Türkiye Cumhuriyetinin temeli kültürdür. Bu sözü burada ayrıca izaha lüzum görmüyorum. Çünkü bu, Türkiye Cumhuriyetinin okullarında birçok vesilelerle eser halinde tesbit edilmiştir. Kültür, okumak, anlamak, görebilmek, görebildiğinden mâna çıkarmak, uyanık davranmak, düşünmek, zekâyı terbiye etmektir. Türkiye Cumhuriyeti çocukları, kültürel insanlardır. Yani hem kendileri kültür sahibidirler, hem de bu özelliği muhitlerine ve bütün Türk milletine yaymakta olduklarına kanidirler. 1936 (Afetinan, Atatürk Hakkında H.B., S. 261-62) - Kaynak
Atamız, 29 Ekim 1933’te Cumhuriyet’in onuncu yıldönümü dolayısıyla Ankara’daki törende yaptığı konuşmasında (Hâkimiyet-i Milliye, 30 Ekim 1933, s. 1) diyor ki:
“Fakat yaptıklarımızı asla kâfi görmeyiz.”
(Yetinmiyor.)
“Çünkü daha çok ve daha büyük işler yapmak mecburiyetinde ve azmindeyiz.”
(Hırslı karakterini milletine yansıtıyor.)
“Yurdumuzu dünyanın en mamur ve en medeni memleketleri seviyesine çıkaracağız.”
(Hedef belirtiyor.)
“Milletimizi en geniş refah, vasıta ve kaynaklarına sahip kılacağız. Millî kültürümüzü muasır medeniyet seviyesinin üstüne çıkaracağız.”
(Umut veriyor.)
Ve devam ediyor:
“Bunun için, bizce zaman ölçüsü geçmiş asırların gevşetici zihniyetine göre değil, asrımızın sürat ve hareket mefhumuna göre düşünülmelidir.”
(Geçmişe takılmadan önümüze ve geleceğe bakmamızı hatırlatıyor.)
“Geçen zamana nispetle daha çok çalışacağız. Daha az zamanda, daha büyük işler başaracağız. Bunda da muvaffak olacağımıza şüphem yoktur.”
(Güven veriyor, motive ediyor.)
“Çünkü Türk milletinin karakteri yüksektir. Türk milleti çalışkandır. Türk milleti zekidir. Çünkü Türk milleti millî birlik ve beraberlikle güçlükleri yenmesini bilmiştir. Ve çünkü Türk milletinin yürümekte olduğu terakki ve medeniyet yolunda elinde ve kafasında tuttuğu meşale, müspet ilimdir.“
(Bize unutturulan gerçeği hatırlatıyor. Tıpkı bugün de olduğu gibi. Bu gerçeği taçlandıranın ise hem bilgi hem de birliktelikten geçtiği vurgusunu yapıyor. Tıpkı bugün daha da çok ihtiyacımız olduğu gibi. Bireyselleşmenin ve bölünmenin önüne geçilmeli, birleşip tek vücut halinde ilerlemeli. Yüksek karakterli, çalışkan ve zeki olmanın özü, milli birlik ve beraberliğin sağlanabilmesinden geçmektedir.)
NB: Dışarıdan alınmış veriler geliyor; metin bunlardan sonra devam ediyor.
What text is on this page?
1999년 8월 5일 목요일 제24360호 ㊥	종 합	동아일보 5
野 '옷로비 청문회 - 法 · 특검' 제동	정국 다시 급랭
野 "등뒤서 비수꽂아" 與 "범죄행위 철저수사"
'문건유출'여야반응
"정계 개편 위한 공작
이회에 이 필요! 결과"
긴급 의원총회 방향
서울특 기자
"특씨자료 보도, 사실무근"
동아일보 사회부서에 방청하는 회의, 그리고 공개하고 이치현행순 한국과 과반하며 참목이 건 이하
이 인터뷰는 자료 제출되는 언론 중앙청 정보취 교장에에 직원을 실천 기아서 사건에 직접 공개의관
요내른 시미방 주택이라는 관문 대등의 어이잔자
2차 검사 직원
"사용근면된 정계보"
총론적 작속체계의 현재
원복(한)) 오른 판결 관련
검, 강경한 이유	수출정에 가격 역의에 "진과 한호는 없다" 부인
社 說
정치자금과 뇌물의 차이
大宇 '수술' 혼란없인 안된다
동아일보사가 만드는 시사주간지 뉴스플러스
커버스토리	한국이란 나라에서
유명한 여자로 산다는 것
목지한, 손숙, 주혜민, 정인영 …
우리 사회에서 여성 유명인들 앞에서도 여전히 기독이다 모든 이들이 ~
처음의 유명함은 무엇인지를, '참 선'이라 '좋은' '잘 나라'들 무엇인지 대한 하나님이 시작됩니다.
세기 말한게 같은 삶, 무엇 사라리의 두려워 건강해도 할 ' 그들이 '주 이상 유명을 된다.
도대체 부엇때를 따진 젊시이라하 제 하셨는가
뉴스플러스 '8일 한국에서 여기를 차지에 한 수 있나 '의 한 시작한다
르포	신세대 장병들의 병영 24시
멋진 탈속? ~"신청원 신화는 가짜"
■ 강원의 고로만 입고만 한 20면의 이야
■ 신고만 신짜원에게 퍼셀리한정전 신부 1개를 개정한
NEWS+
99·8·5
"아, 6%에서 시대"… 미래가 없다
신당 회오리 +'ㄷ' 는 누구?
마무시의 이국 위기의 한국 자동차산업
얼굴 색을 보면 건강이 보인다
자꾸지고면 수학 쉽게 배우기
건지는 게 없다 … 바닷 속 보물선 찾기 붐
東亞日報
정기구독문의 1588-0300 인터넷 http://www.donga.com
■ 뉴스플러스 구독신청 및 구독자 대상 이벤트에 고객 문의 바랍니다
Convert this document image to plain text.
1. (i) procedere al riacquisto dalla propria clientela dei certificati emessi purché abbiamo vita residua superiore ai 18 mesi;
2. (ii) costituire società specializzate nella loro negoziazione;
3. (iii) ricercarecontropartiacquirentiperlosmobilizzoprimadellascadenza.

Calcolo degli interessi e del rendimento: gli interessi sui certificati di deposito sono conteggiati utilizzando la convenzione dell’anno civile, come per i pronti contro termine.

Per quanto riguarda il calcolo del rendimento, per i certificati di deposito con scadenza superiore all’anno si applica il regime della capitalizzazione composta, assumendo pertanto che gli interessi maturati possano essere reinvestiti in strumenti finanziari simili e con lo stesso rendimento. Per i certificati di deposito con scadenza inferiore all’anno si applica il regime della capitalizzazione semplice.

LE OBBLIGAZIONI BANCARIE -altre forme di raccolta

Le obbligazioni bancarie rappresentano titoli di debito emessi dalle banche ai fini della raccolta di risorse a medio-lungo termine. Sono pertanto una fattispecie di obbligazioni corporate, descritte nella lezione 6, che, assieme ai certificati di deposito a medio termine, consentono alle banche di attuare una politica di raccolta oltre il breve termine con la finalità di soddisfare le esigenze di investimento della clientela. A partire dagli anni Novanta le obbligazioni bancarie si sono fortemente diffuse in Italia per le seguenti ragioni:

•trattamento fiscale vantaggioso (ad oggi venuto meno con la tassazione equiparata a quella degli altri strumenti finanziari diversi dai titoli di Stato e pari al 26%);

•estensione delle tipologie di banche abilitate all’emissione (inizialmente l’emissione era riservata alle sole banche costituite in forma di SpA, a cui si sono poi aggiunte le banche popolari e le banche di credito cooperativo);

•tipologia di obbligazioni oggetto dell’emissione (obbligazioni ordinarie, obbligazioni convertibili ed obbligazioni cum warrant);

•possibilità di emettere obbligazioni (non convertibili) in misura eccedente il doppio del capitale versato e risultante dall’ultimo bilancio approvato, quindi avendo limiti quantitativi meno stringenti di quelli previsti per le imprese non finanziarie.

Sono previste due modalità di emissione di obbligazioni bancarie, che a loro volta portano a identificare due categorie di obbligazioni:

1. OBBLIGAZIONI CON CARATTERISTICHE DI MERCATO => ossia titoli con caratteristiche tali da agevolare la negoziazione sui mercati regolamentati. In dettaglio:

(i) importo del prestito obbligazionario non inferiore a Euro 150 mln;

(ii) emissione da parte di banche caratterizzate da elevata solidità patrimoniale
Böylesine cümleler kurabilen, fikirler inşa edebilen, atılımlar yapabilen, kalplere girebilen, devlet kurabilen ve nihayetinde ölümsüzlüğü bulan bir lider elbette binlerce kitap okudu. Üstelik, bildiğimiz gibi kitaplar da yazdı.
Ancak en detaylı, sevilen, bilinen, unutulmaz, tekrar tekrar okunacak ve yakılıp yıkılmaması için canla başla savaşılacak eserinin adı belli: Türkiye Cumhuriyeti.
Ve yine, Cumhuriyetimizin onuncu yıldönümündeki açılış sözlerini hatırlıyoruz:
Türk Milleti! Kurtuluş Savaşı’na başladığımızın 15’nci yılındayız. Bugün Cumhuriyetimizin 10’uncu yılını doldurduğu en büyük bayramdır. Kutlu olsun! Bu anda büyük Türk milletinin bir ferdi olarak, bu kutlu güne kavuşmanın en derin sevinci ve heyecanı içindeyim. Yurttaşlarım! Az zamanda çok ve büyük işler yaptık. Bu işlerin en büyüğü, temeli, Türk kahramanlığı ve yüksek Türk kültürü olan Türkiye Cumhuriyeti’dir.